Last week, Camille and I were making our weekly trip to the grocery story. Masks were on and as we proceeded to the grocery carts I noticed a rather unnerving site. I noticed that the grocery carts that were supposed to be available to customers, you know the one’s which were supposed to be sanitized and so forth, all contained a bit of trash. I was not sure what to make of this. Had the carts been sanitized and yet the one doing the sanitizing just didn’t remove the trash or had these carts not been sanitized at all? A very kind worker could see I was obviously confused, I get that a lot, and asked if she could help me. I explained my dilemma and she confirmed my observation. She told me that whoever sanitized the carts is “supposed to” remove any trash as a part of the sanitizing process. She then told me that I could use another cart, one that had just finished being used but not needed to transport the groceries to the car. So, my choice was a cart that wasn’t sanitized properly or a cart that hadn’t been sanitized again. Not much of a choice. Fortunately, there was sanitizing spray and paper towels available and so I chose to sanitize the abandoned cart myself and hope for the best. I suspect that my experience happens many times a day.
But it’s not “supposed to”! Did you notice how many times I have used the phrase “supposed to” so far in this blog post? This is my point. We now live in a world where people routinely don’t do what they are “supposed to”. I know, I am old enough to know that this is not new but it seems to me that it has gotten radically worse recently. The idea of doing what you are “supposed to” is becoming a lost concept. In fact, I believe that it’s gotten so bad that we now expect people “not” to do what they are “supposed to” and just assume such.

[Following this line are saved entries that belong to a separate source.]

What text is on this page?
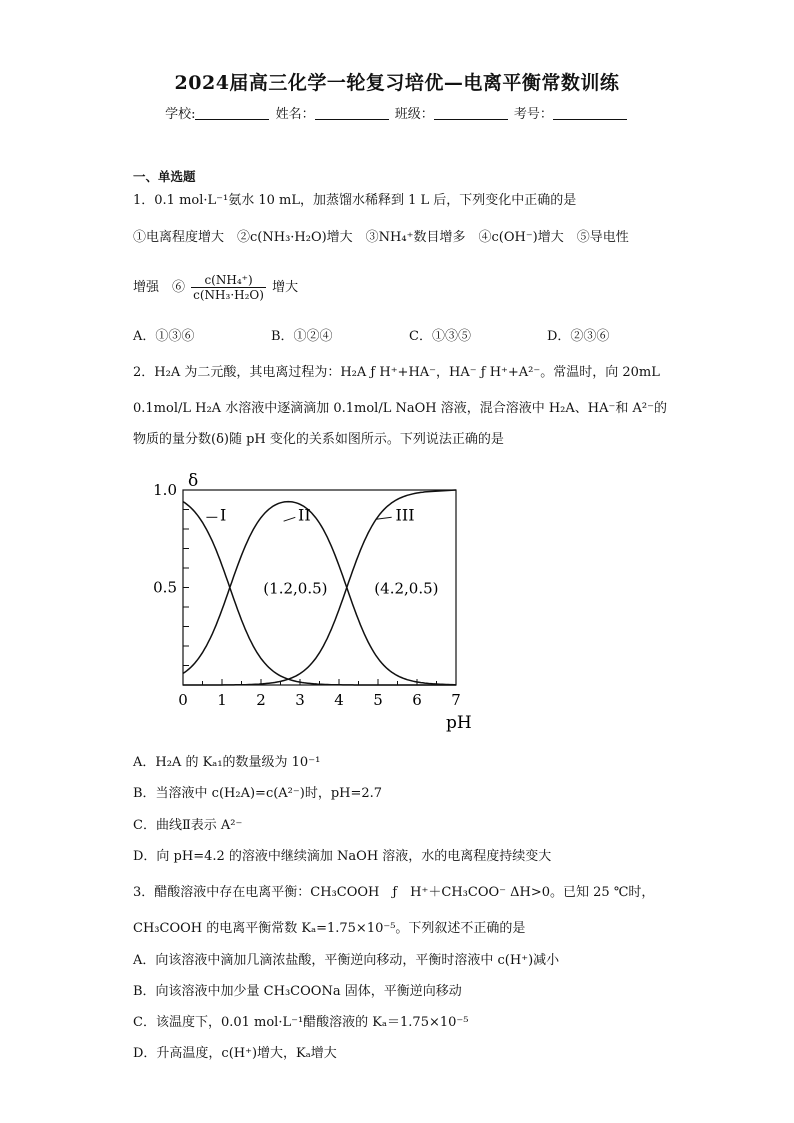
2024届高三化学一轮复习培优—电离平衡常数训练
学校:	姓名：	班级：	考号：
一、单选题
1．0.1 mol·L⁻¹氨水 10 mL，加蒸馏水稀释到 1 L 后，下列变化中正确的是
①电离程度增大　②c(NH₃·H₂O)增大　③NH₄⁺数目增多　④c(OH⁻)增大　⑤导电性
增强　⑥ $\frac{\text{c(NH₄⁺)}}{\text{c(NH₃·H₂O)}}$ 增大
A．①③⑥	B．①②④	C．①③⑤	D．②③⑥
2．H₂A 为二元酸，其电离过程为：H₂A ƒ H⁺+HA⁻，HA⁻ ƒ H⁺+A²⁻。常温时，向 20mL
0.1mol/L H₂A 水溶液中逐滴滴加 0.1mol/L NaOH 溶液，混合溶液中 H₂A、HA⁻和 A²⁻的
物质的量分数(δ)随 pH 变化的关系如图所示。下列说法正确的是
0 1 2 3 4 5 6 7
0.5
1.0 δ
pH
I	II	III
(1.2,0.5)	(4.2,0.5)
A．H₂A 的 Kₐ₁的数量级为 10⁻¹
B．当溶液中 c(H₂A)=c(A²⁻)时，pH=2.7
C．曲线Ⅱ表示 A²⁻
D．向 pH=4.2 的溶液中继续滴加 NaOH 溶液，水的电离程度持续变大
3．醋酸溶液中存在电离平衡：CH₃COOH　ƒ　H⁺＋CH₃COO⁻ ΔH>0。已知 25 ℃时，
CH₃COOH 的电离平衡常数 Kₐ=1.75×10⁻⁵。下列叙述不正确的是
A．向该溶液中滴加几滴浓盐酸，平衡逆向移动，平衡时溶液中 c(H⁺)减小
B．向该溶液中加少量 CH₃COONa 固体，平衡逆向移动
C．该温度下，0.01 mol·L⁻¹醋酸溶液的 Kₐ＝1.75×10⁻⁵
D．升高温度，c(H⁺)增大，Kₐ增大
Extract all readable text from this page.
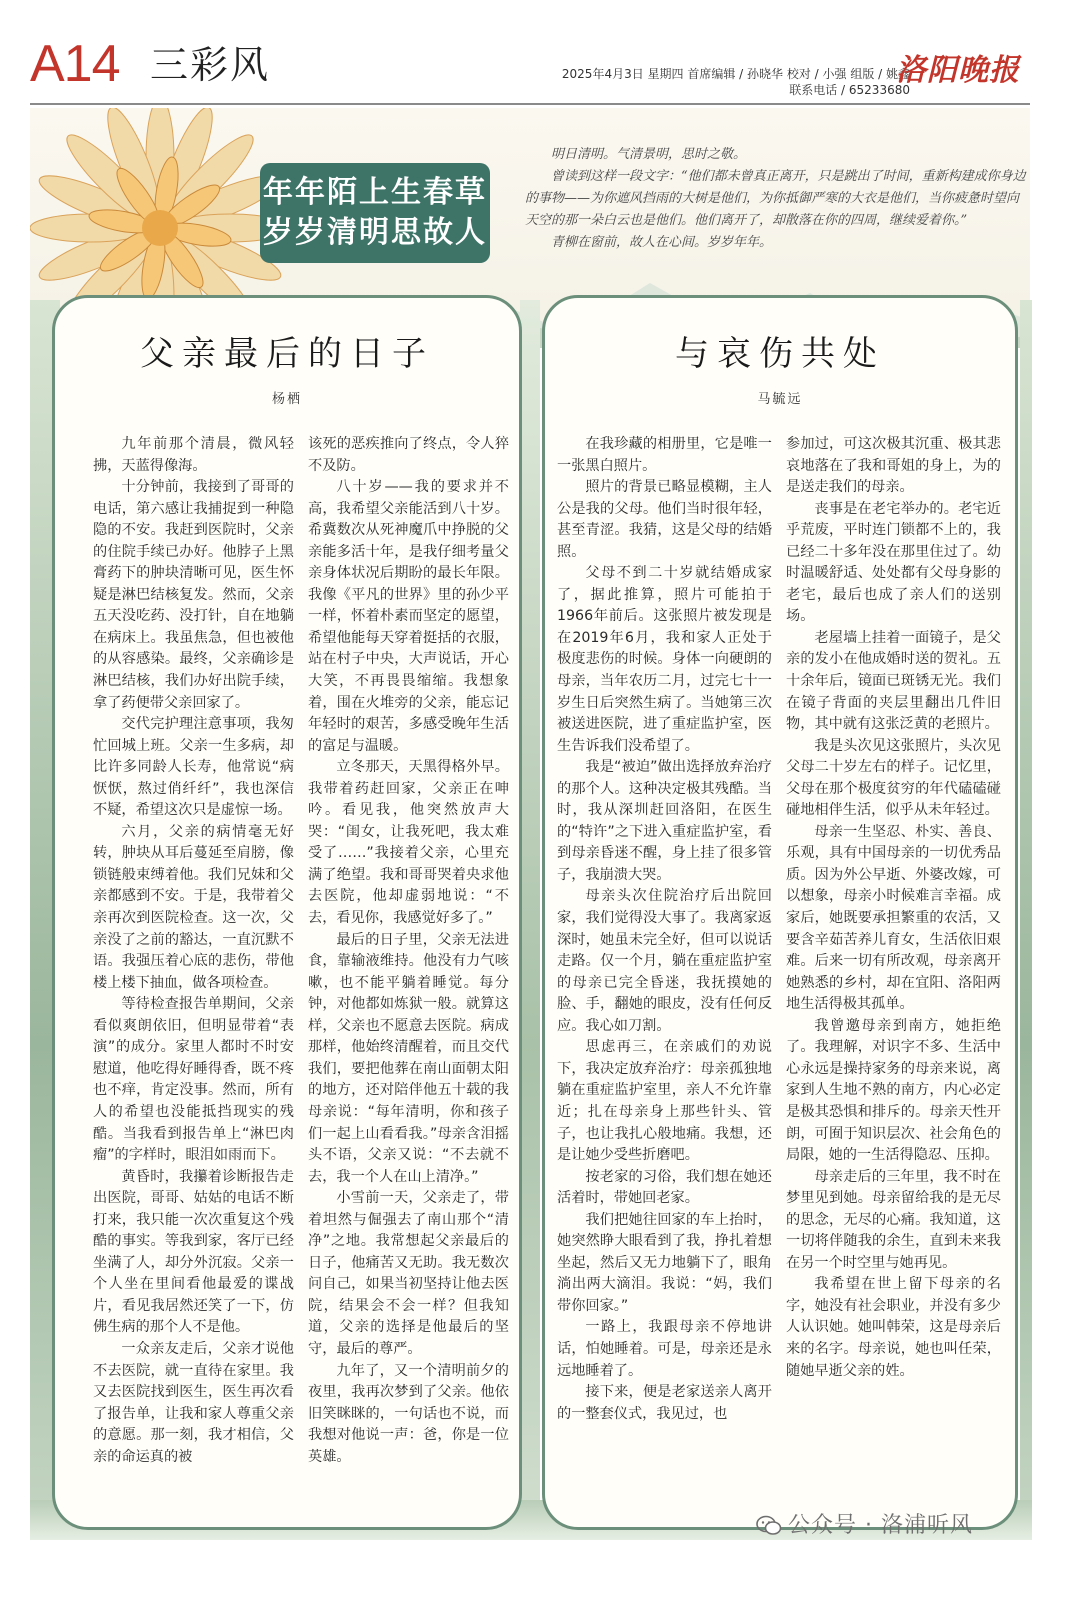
A14 三彩风	2025年4月3日 星期四 首席编辑 / 孙晓华 校对 / 小强 组版 / 姚鑫
联系电话 / 65233680
洛阳晚报
年年陌上生春草
岁岁清明思故人

明日清明。气清景明，思时之敬。

曾读到这样一段文字：“他们都未曾真正离开，只是跳出了时间，重新构建成你身边的事物——为你遮风挡雨的大树是他们，为你抵御严寒的大衣是他们，当你疲惫时望向天空的那一朵白云也是他们。他们离开了，却散落在你的四周，继续爱着你。”

青柳在窗前，故人在心间。岁岁年年。

父亲最后的日子
杨栖

九年前那个清晨，微风轻拂，天蓝得像海。

十分钟前，我接到了哥哥的电话，第六感让我捕捉到一种隐隐的不安。我赶到医院时，父亲的住院手续已办好。他脖子上黑膏药下的肿块清晰可见，医生怀疑是淋巴结核复发。然而，父亲五天没吃药、没打针，自在地躺在病床上。我虽焦急，但也被他的从容感染。最终，父亲确诊是淋巴结核，我们办好出院手续，拿了药便带父亲回家了。

交代完护理注意事项，我匆忙回城上班。父亲一生多病，却比许多同龄人长寿，他常说“病恹恹，熬过俏纤纤”，我也深信不疑，希望这次只是虚惊一场。

六月，父亲的病情毫无好转，肿块从耳后蔓延至肩膀，像锁链般束缚着他。我们兄妹和父亲都感到不安。于是，我带着父亲再次到医院检查。这一次，父亲没了之前的豁达，一直沉默不语。我强压着心底的悲伤，带他楼上楼下抽血，做各项检查。

等待检查报告单期间，父亲看似爽朗依旧，但明显带着“表演”的成分。家里人都时不时安慰道，他吃得好睡得香，既不疼也不痒，肯定没事。然而，所有人的希望也没能抵挡现实的残酷。当我看到报告单上“淋巴肉瘤”的字样时，眼泪如雨而下。

黄昏时，我攥着诊断报告走出医院，哥哥、姑姑的电话不断打来，我只能一次次重复这个残酷的事实。等我到家，客厅已经坐满了人，却分外沉寂。父亲一个人坐在里间看他最爱的谍战片，看见我居然还笑了一下，仿佛生病的那个人不是他。

一众亲友走后，父亲才说他不去医院，就一直待在家里。我又去医院找到医生，医生再次看了报告单，让我和家人尊重父亲的意愿。那一刻，我才相信，父亲的命运真的被

该死的恶疾推向了终点，令人猝不及防。

八十岁——我的要求并不高，我希望父亲能活到八十岁。希冀数次从死神魔爪中挣脱的父亲能多活十年，是我仔细考量父亲身体状况后期盼的最长年限。我像《平凡的世界》里的孙少平一样，怀着朴素而坚定的愿望，希望他能每天穿着挺括的衣服，站在村子中央，大声说话，开心大笑，不再畏畏缩缩。我想象着，围在火堆旁的父亲，能忘记年轻时的艰苦，多感受晚年生活的富足与温暖。

立冬那天，天黑得格外早。我带着药赶回家，父亲正在呻吟。看见我，他突然放声大哭：“闺女，让我死吧，我太难受了……”我接着父亲，心里充满了绝望。我和哥哥哭着央求他去医院，他却虚弱地说：“不去，看见你，我感觉好多了。”

最后的日子里，父亲无法进食，靠输液维持。他没有力气咳嗽，也不能平躺着睡觉。每分钟，对他都如炼狱一般。就算这样，父亲也不愿意去医院。病成那样，他始终清醒着，而且交代我们，要把他葬在南山面朝太阳的地方，还对陪伴他五十载的我母亲说：“每年清明，你和孩子们一起上山看看我。”母亲含泪摇头不语，父亲又说：“不去就不去，我一个人在山上清净。”

小雪前一天，父亲走了，带着坦然与倔强去了南山那个“清净”之地。我常想起父亲最后的日子，他痛苦又无助。我无数次问自己，如果当初坚持让他去医院，结果会不会一样？但我知道，父亲的选择是他最后的坚守，最后的尊严。

九年了，又一个清明前夕的夜里，我再次梦到了父亲。他依旧笑眯眯的，一句话也不说，而我想对他说一声：爸，你是一位英雄。

与哀伤共处
马毓远

在我珍藏的相册里，它是唯一一张黑白照片。

照片的背景已略显模糊，主人公是我的父母。他们当时很年轻，甚至青涩。我猜，这是父母的结婚照。

父母不到二十岁就结婚成家了，据此推算，照片可能拍于1966年前后。这张照片被发现是在2019年6月，我和家人正处于极度悲伤的时候。身体一向硬朗的母亲，当年农历二月，过完七十一岁生日后突然生病了。当她第三次被送进医院，进了重症监护室，医生告诉我们没希望了。

我是“被迫”做出选择放弃治疗的那个人。这种决定极其残酷。当时，我从深圳赶回洛阳，在医生的“特许”之下进入重症监护室，看到母亲昏迷不醒，身上挂了很多管子，我崩溃大哭。

母亲头次住院治疗后出院回家，我们觉得没大事了。我离家返深时，她虽未完全好，但可以说话走路。仅一个月，躺在重症监护室的母亲已完全昏迷，我抚摸她的脸、手，翻她的眼皮，没有任何反应。我心如刀割。

思虑再三，在亲戚们的劝说下，我决定放弃治疗：母亲孤独地躺在重症监护室里，亲人不允许靠近；扎在母亲身上那些针头、管子，也让我扎心般地痛。我想，还是让她少受些折磨吧。

按老家的习俗，我们想在她还活着时，带她回老家。

我们把她往回家的车上抬时，她突然睁大眼看到了我，挣扎着想坐起，然后又无力地躺下了，眼角淌出两大滴泪。我说：“妈，我们带你回家。”

一路上，我跟母亲不停地讲话，怕她睡着。可是，母亲还是永远地睡着了。

接下来，便是老家送亲人离开的一整套仪式，我见过，也

参加过，可这次极其沉重、极其悲哀地落在了我和哥姐的身上，为的是送走我们的母亲。

丧事是在老宅举办的。老宅近乎荒废，平时连门锁都不上的，我已经二十多年没在那里住过了。幼时温暖舒适、处处都有父母身影的老宅，最后也成了亲人们的送别场。

老屋墙上挂着一面镜子，是父亲的发小在他成婚时送的贺礼。五十余年后，镜面已斑锈无光。我们在镜子背面的夹层里翻出几件旧物，其中就有这张泛黄的老照片。

我是头次见这张照片，头次见父母二十岁左右的样子。记忆里，父母在那个极度贫穷的年代磕磕碰碰地相伴生活，似乎从未年轻过。

母亲一生坚忍、朴实、善良、乐观，具有中国母亲的一切优秀品质。因为外公早逝、外婆改嫁，可以想象，母亲小时候难言幸福。成家后，她既要承担繁重的农活，又要含辛茹苦养儿育女，生活依旧艰难。后来一切有所改观，母亲离开她熟悉的乡村，却在宜阳、洛阳两地生活得极其孤单。

我曾邀母亲到南方，她拒绝了。我理解，对识字不多、生活中心永远是操持家务的母亲来说，离家到人生地不熟的南方，内心必定是极其恐惧和排斥的。母亲天性开朗，可囿于知识层次、社会角色的局限，她的一生活得隐忍、压抑。

母亲走后的三年里，我不时在梦里见到她。母亲留给我的是无尽的思念，无尽的心痛。我知道，这一切将伴随我的余生，直到未来我在另一个时空里与她再见。

我希望在世上留下母亲的名字，她没有社会职业，并没有多少人认识她。她叫韩荣，这是母亲后来的名字。母亲说，她也叫任荣，随她早逝父亲的姓。

公众号 · 洛浦听风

The problem of all of this extends well beyond the grocery store. People in all walks of life, are routinely just ignoring what they are “supposed to” in favor of doing whatever they deem to be appropriate. The residual effect of this is staggering! One often ignored consequence is the anxiety or worry that such behavior brings. If we can’t trust that people will consistently do what they are “supposed to”, how do we really trust anything? Is the restaurant worker really washing their hands after using the restroom? Did the mechanic really put new parts in my car? Did the student really read all the assigned work? Do you see the problem? A lack of trust is a huge problem if we intend to have any kind of life or society. I know, some of these things may seem trivial my themselves but added together, over time and multiplied by million of people and you will be left with a world where we won’t know who to trust! Sound familiar?
As we followers of Christ live in the land of “supposed to”, allow me to point out a huge opportunity. My assumption is that as Christ-followers we will have two common qualities that are relevant to this blog post. First, the assumption that Christ-followers do what it is that we are “supposed to”, whatever that is. This means we follow through on the things we say we will do. It also means we will do those things with our whole heart, as unto our King Jesus! Second, as Christ-followers who consistently do what we are “supposed to”, we will shine brightly in contrast to others in the culture. As our culture further slides down the path of ignoring consistent behavior and consequences for one’s action, we will stand in the starkest of contrasts. What a potential opening to influence our world for the King!
I don’t know what can be done about “the land of supposed to”. I do know that we can be different and here’s an additional benefit: I always feel better knowing I have done what I am “supposed to”, even if others don’t or think I am weird because I do so. We may not be able to leave “the land of supposed to” but it doesn’t have to change us. I hope you will start today to examine if have become one who doesn’t consistently do what they are “supposed to” and if so, rethink and start today to make the change!